What we have repeatedly seen under this government is a clear and clinical effort being made to curtail the autonomy of our states. PM Modi famously talked about the need for cooperative and competitive federalism, but we are witnessing instead the rise of a coercive and combative brand of federalism that seeks to centralize all power at the expense of our states. We have seen this with the unjustified push towards imposing Hindi on the southern states; in the weaponisation of independent regulatory and investigative bodies like the Enforcement Directorate, the CBI and the Income Tax department to clamp down on the government's political opponents from regional parties; the use of legislation like the Disaster Management Act, an obscure provision of which was used to ride roughshod over states' rights in imposing successive lockdowns during the Covid pandemic; in the creation and misuse of the PM CARES fund, which limited the flow of cash to state-run CMDRFs; and the acceleration in the proportion of Central-sponsored schemes, which effectively seeks to reduce states to mere implementing agencies.

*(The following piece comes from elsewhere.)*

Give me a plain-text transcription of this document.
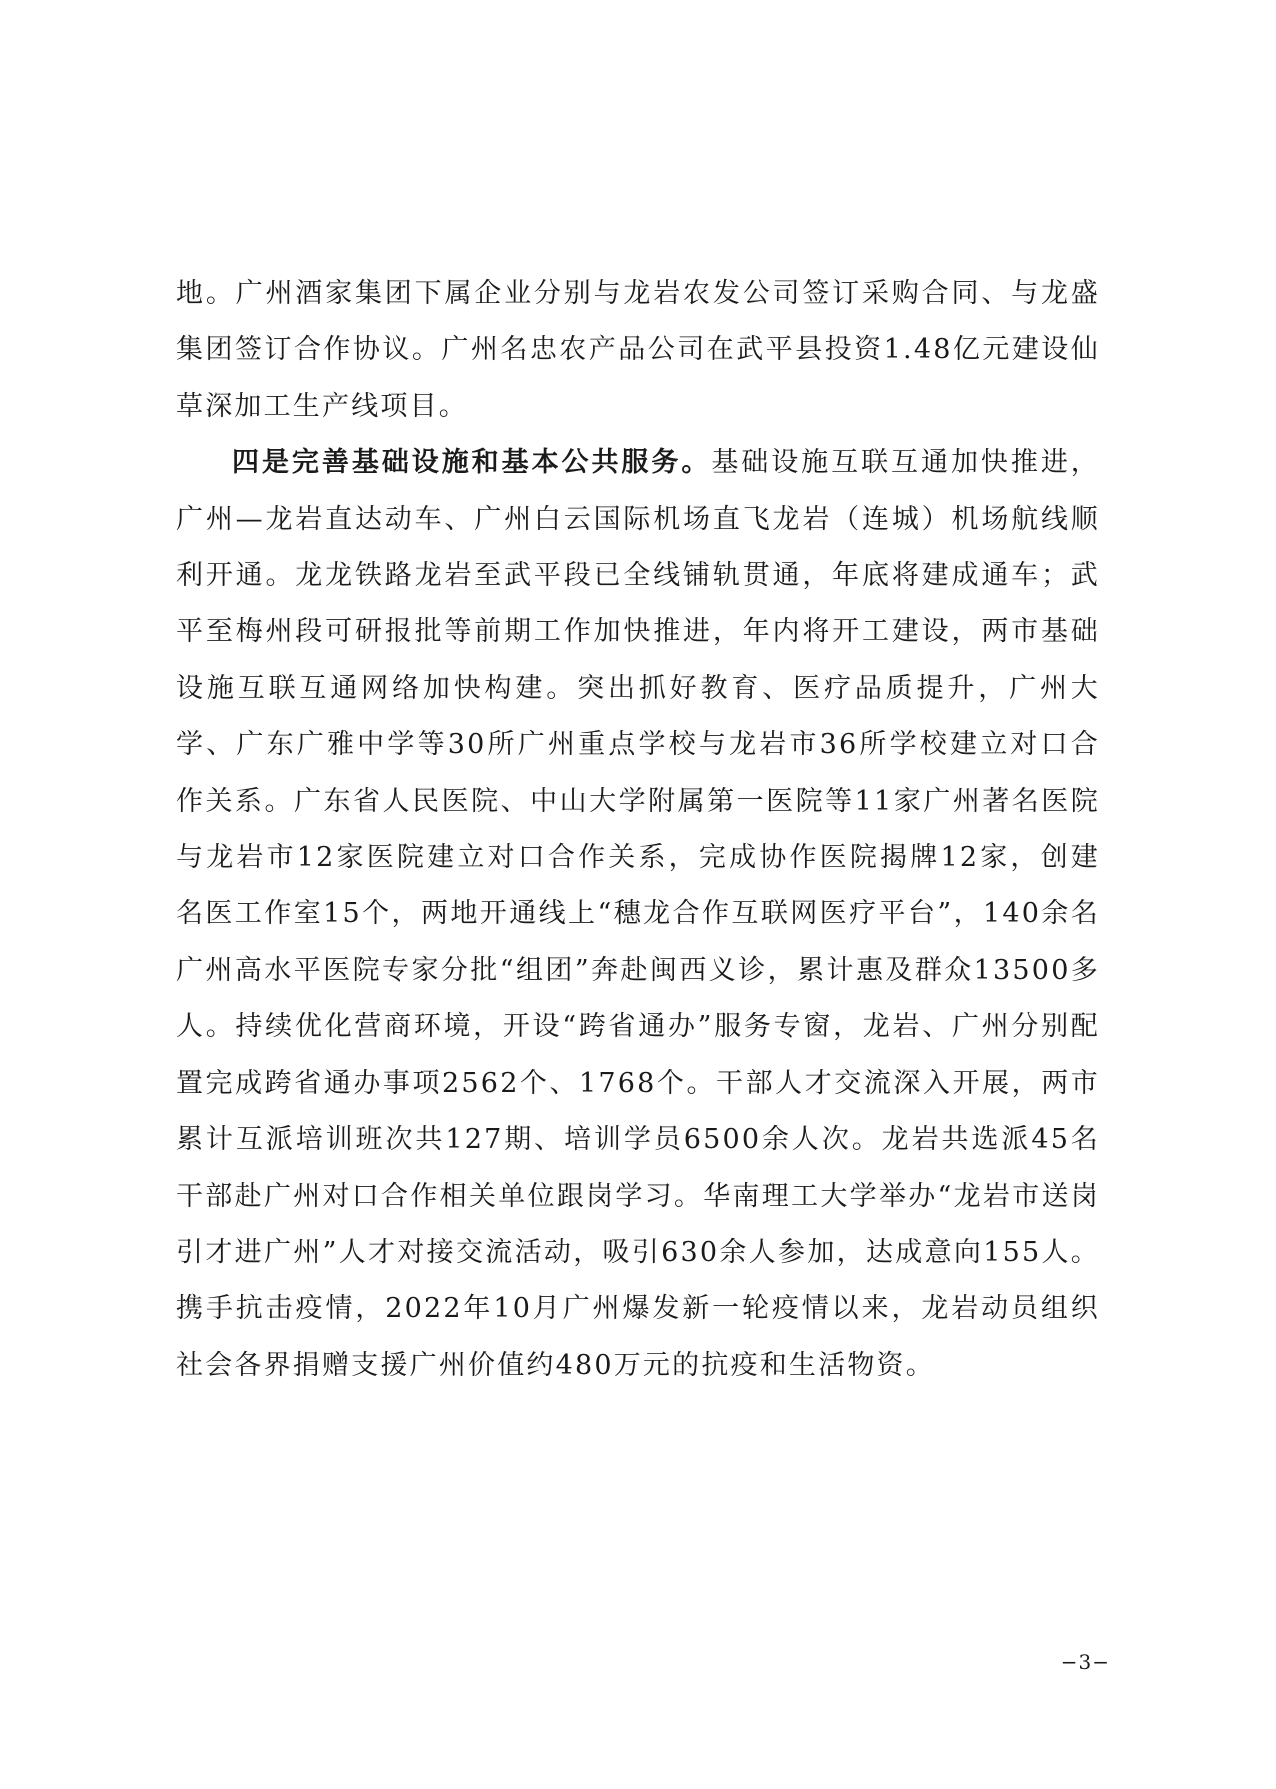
地。广州酒家集团下属企业分别与龙岩农发公司签订采购合同、与龙盛集团签订合作协议。广州名忠农产品公司在武平县投资1.48亿元建设仙草深加工生产线项目。

四是完善基础设施和基本公共服务。基础设施互联互通加快推进，广州—龙岩直达动车、广州白云国际机场直飞龙岩（连城）机场航线顺利开通。龙龙铁路龙岩至武平段已全线铺轨贯通，年底将建成通车；武平至梅州段可研报批等前期工作加快推进，年内将开工建设，两市基础设施互联互通网络加快构建。突出抓好教育、医疗品质提升，广州大学、广东广雅中学等30所广州重点学校与龙岩市36所学校建立对口合作关系。广东省人民医院、中山大学附属第一医院等11家广州著名医院与龙岩市12家医院建立对口合作关系，完成协作医院揭牌12家，创建名医工作室15个，两地开通线上“穗龙合作互联网医疗平台”，140余名广州高水平医院专家分批“组团”奔赴闽西义诊，累计惠及群众13500多人。持续优化营商环境，开设“跨省通办”服务专窗，龙岩、广州分别配置完成跨省通办事项2562个、1768个。干部人才交流深入开展，两市累计互派培训班次共127期、培训学员6500余人次。龙岩共选派45名干部赴广州对口合作相关单位跟岗学习。华南理工大学举办“龙岩市送岗引才进广州”人才对接交流活动，吸引630余人参加，达成意向155人。携手抗击疫情，2022年10月广州爆发新一轮疫情以来，龙岩动员组织社会各界捐赠支援广州价值约480万元的抗疫和生活物资。

−3−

One must add to the litany above the growing tendency to undermine the careful balance in our fiscal federalism that previous governments had carefully maintained, so that our states felt empowered to pursue their own priorities. That balance has been disturbed through a number of cynical tools, including the record number of cesses that are currently being levied by the central government, the proceeds of which are not shared with the states. Despite a number of states voicing their protests against the use of centrally levied cess, there has been a rapid expansion in this Union tax dodge. Between 2011-12, the share of cesses and surcharges was 8.16 per cent of gross tax revenue. Under this government, that number has tripled to 28.08 per cent of gross tax revenue (as of the 2021-22 fiscal year) and keeps going up. In terms of total numbers, the amount gathered through cesses and surcharges has doubled from an approximate 2,42,000 crores in 2018 to nearly 5 lakh crores last year.

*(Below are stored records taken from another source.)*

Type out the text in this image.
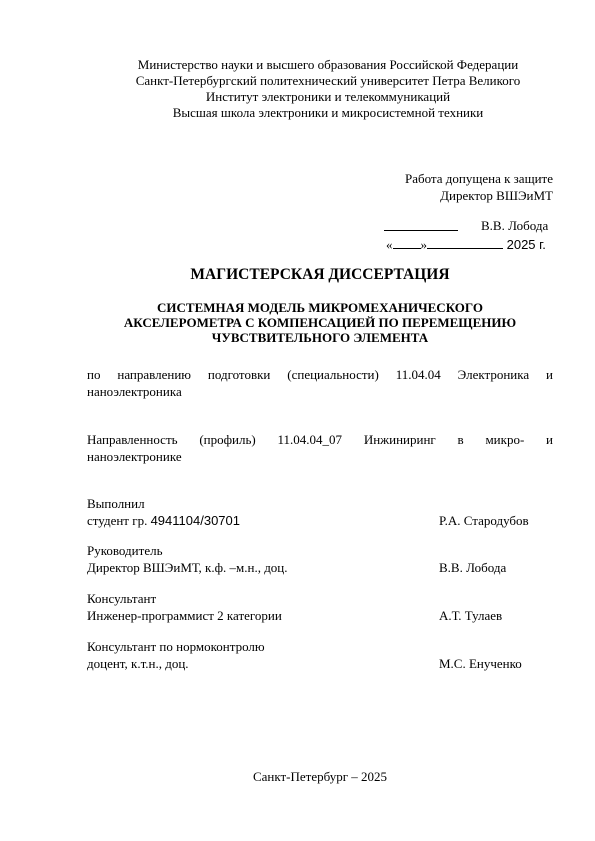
Министерство науки и высшего образования Российской Федерации
Санкт-Петербургский политехнический университет Петра Великого
Институт электроники и телекоммуникаций
Высшая школа электроники и микросистемной техники
Работа допущена к защите
Директор ВШЭиМТ
В.В. Лобода
« »	2025 г.
МАГИСТЕРСКАЯ ДИССЕРТАЦИЯ
СИСТЕМНАЯ МОДЕЛЬ МИКРОМЕХАНИЧЕСКОГО
АКСЕЛЕРОМЕТРА С КОМПЕНСАЦИЕЙ ПО ПЕРЕМЕЩЕНИЮ
ЧУВСТВИТЕЛЬНОГО ЭЛЕМЕНТА
по направлению подготовки (специальности) 11.04.04 Электроника и
наноэлектроника
Направленность (профиль) 11.04.04_07 Инжиниринг в микро- и
наноэлектронике
Выполнил
студент гр. 4941104/30701	Р.А. Стародубов
Руководитель
Директор ВШЭиМТ, к.ф. –м.н., доц.	В.В. Лобода
Консультант
Инженер-программист 2 категории	А.Т. Тулаев
Консультант по нормоконтролю
доцент, к.т.н., доц.	М.С. Енученко
Санкт-Петербург – 2025
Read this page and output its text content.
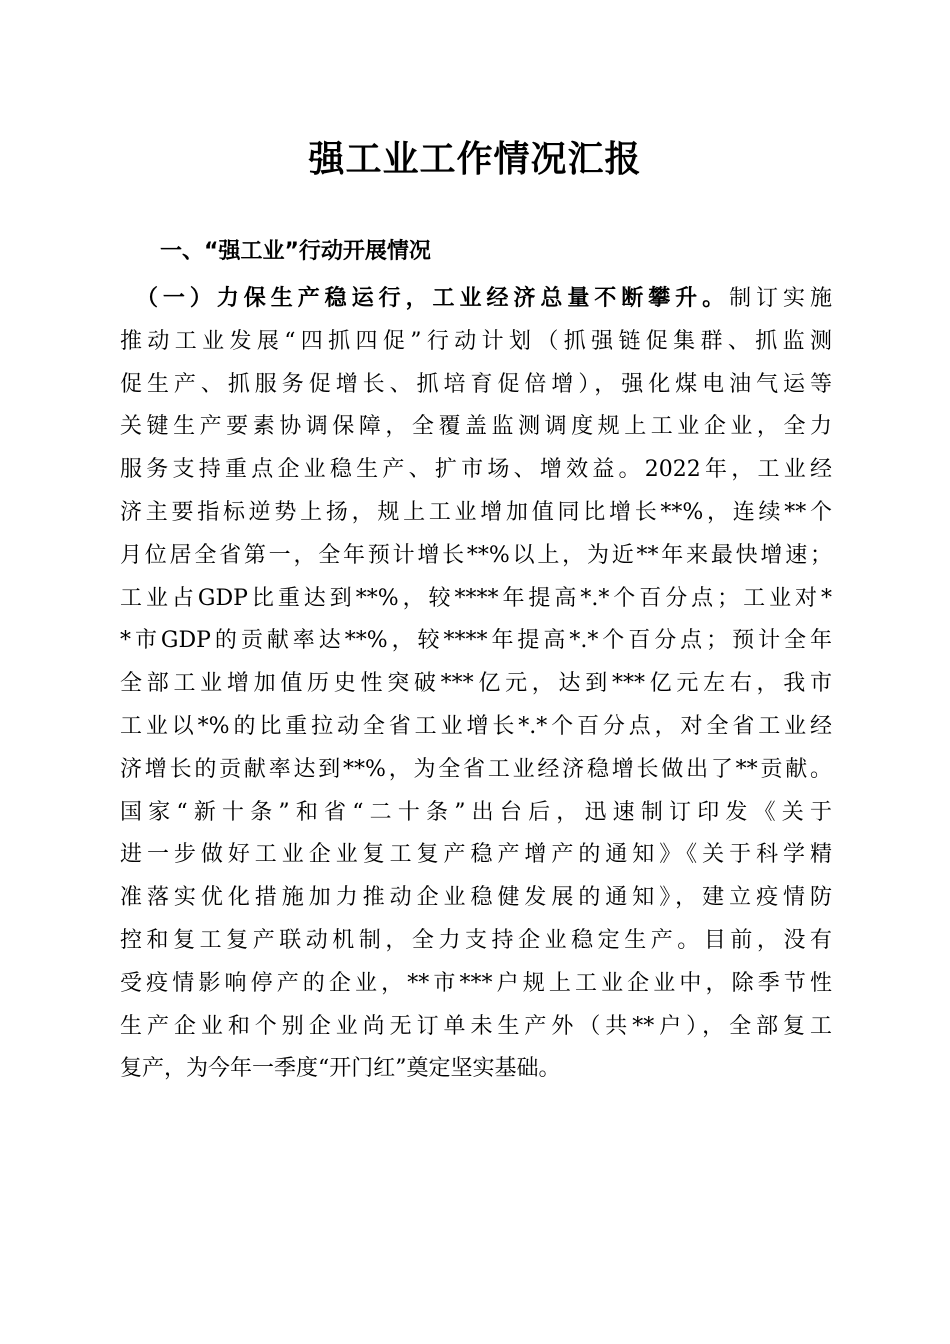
强工业工作情况汇报
一、“强工业”行动开展情况
　（一）力保生产稳运行，工业经济总量不断攀升。制订实施
推动工业发展“四抓四促”行动计划（抓强链促集群、抓监测
促生产、抓服务促增长、抓培育促倍增），强化煤电油气运等
关键生产要素协调保障，全覆盖监测调度规上工业企业，全力
服务支持重点企业稳生产、扩市场、增效益。2022年，工业经
济主要指标逆势上扬，规上工业增加值同比增长**%，连续**个
月位居全省第一，全年预计增长**%以上，为近**年来最快增速；
工业占GDP比重达到**%，较****年提高*.*个百分点；工业对*
*市GDP的贡献率达**%，较****年提高*.*个百分点；预计全年
全部工业增加值历史性突破***亿元，达到***亿元左右，我市
工业以*%的比重拉动全省工业增长*.*个百分点，对全省工业经
济增长的贡献率达到**%，为全省工业经济稳增长做出了**贡献。
国家“新十条”和省“二十条”出台后，迅速制订印发《关于
进一步做好工业企业复工复产稳产增产的通知》《关于科学精
准落实优化措施加力推动企业稳健发展的通知》，建立疫情防
控和复工复产联动机制，全力支持企业稳定生产。目前，没有
受疫情影响停产的企业，**市***户规上工业企业中，除季节性
生产企业和个别企业尚无订单未生产外（共**户），全部复工
复产，为今年一季度“开门红”奠定坚实基础。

And if that wasn't bad enough, we also have recurrent instances where the CAG has called out the centre for not using these cesses for specific purposes and leaving a significant proportion of these monies (in some cases as much as 40%) in the Consolidated Fund of India meant for general spending, a clear violation of the rules that govern the utilization of cesses. But this is a government that blithely disregards rules -- except when it seeks to impose them on others. When you look at both the financial handicaps imposed on our states and the underutilization of funds from cesses, one wonders if this is what Prime Minister Modi meant by 'Na Khaunga, Na Khane Dunga'!

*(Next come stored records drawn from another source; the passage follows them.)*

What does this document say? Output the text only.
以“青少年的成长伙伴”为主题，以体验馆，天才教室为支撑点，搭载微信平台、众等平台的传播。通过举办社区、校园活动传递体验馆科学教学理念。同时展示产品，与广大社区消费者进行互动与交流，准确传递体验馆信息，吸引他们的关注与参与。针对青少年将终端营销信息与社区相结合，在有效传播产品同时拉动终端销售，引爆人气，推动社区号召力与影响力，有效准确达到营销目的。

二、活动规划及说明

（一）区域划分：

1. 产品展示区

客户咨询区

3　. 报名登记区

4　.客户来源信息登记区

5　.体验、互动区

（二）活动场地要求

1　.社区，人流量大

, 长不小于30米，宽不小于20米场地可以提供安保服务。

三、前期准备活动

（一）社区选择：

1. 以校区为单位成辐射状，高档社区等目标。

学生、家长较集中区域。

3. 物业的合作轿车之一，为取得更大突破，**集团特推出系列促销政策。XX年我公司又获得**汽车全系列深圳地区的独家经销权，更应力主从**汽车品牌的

Naturally these efforts have left our states feeling disenfranchised and unable to play the role of an equal stakeholder in driving our nation's development trajectory. At a time when they are still responsible for the bulk of expenditure (over 60%) in the country, particularly in areas like education and healthcare, this is unforgivable. Taken together with the behaviour of Governors pointed to by Mr Stalin, federalism is in dire straits indeed. The other Chief Ministers he has approached should unite with him to resist this dangerous trend. Otherwise federalism will become a dead letter in our Constitution.